- Directed by: Sergio Grieco
- Written by: Sergio Grieco Romano Migliorini Gianbattista Musetto
- Produced by: Giovanni Addessi
- Starring: Antonio Sabàto Marisa Mell Lionel Stander
- Cinematography: Aldo De Roberts
- Edited by: Carlo Reali
- Music by: Guycen
- Release date: 1972;

= Where the Bullets Fly (1972 film) =

1972 film

Where the Bullets Fly (Tutti fratelli nel west... per parte di padre, Fünf Klumpen Gold, Todos hermanos en el Oeste), also known as All the Brothers of the West Support Their Father, is a 1972 Spaghetti Western-comedy film co-written and directed by Sergio Grieco and starring Antonio Sabàto, Marisa Mell and Lionel Stander.

== Cast ==

- Antonio Sabàto as Jonathan 'Jeepo' Poe
- Marisa Mell as Lulu Belle
- Lionel Stander as Lucky Capone
- Peter Carsten as Tom Slattery
- Fernando Sancho as General Hotshoto
- Giacomo Furia as Gennarino
- Esmeralda Barros as Pigsty's girl
- Franco Pesce as Pigsty
- Franco Ressel as Red Temple
- Brigitte Skay as the blonde prostitute
- Rick Boido as Capone's henchman
- Andrea Scotti as Hotshoto's henchman
- Antonio Gradoli as Governor
- Carla Mancini as a city dweller

==Production==
The film is an Italian-West German-Spanish co-production by DC7, Terra Filmkunst, and Copercines.

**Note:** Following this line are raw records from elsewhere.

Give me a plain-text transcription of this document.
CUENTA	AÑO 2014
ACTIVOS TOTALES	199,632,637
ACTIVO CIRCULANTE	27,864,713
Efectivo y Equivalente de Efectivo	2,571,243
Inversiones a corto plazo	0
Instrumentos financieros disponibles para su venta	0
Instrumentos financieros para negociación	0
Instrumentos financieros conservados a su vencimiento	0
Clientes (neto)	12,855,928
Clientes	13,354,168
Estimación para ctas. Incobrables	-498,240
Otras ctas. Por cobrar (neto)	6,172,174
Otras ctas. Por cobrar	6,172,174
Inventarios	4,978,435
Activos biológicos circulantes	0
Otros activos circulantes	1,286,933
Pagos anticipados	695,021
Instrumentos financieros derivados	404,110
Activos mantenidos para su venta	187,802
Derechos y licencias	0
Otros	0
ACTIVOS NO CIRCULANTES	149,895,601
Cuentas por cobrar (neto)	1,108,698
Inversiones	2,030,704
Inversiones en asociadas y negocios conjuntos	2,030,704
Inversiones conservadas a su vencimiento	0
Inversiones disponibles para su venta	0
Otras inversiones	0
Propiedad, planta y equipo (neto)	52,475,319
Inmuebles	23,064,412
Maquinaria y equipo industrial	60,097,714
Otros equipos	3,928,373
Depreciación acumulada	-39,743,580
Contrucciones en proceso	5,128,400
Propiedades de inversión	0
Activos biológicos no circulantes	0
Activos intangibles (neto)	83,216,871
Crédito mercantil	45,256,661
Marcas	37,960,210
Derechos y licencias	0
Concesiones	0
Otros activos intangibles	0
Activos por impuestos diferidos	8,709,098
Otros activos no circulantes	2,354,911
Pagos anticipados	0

It was mainly shot in Mazzano Romano, north of Rome. It had the working title Là dove volano le pallottole.

==Reception==
A contemporary Corriere della Sera review noted the film "tries to reshuffle the deck to refresh the western by grafting in a touch of the grotesque", but "the attempt falls flat because it lacks flair and inventiveness." Marco Giusti described the film as "crude, not even very funny", with a badly assembled cast and "a somewhat hackneyed premise.".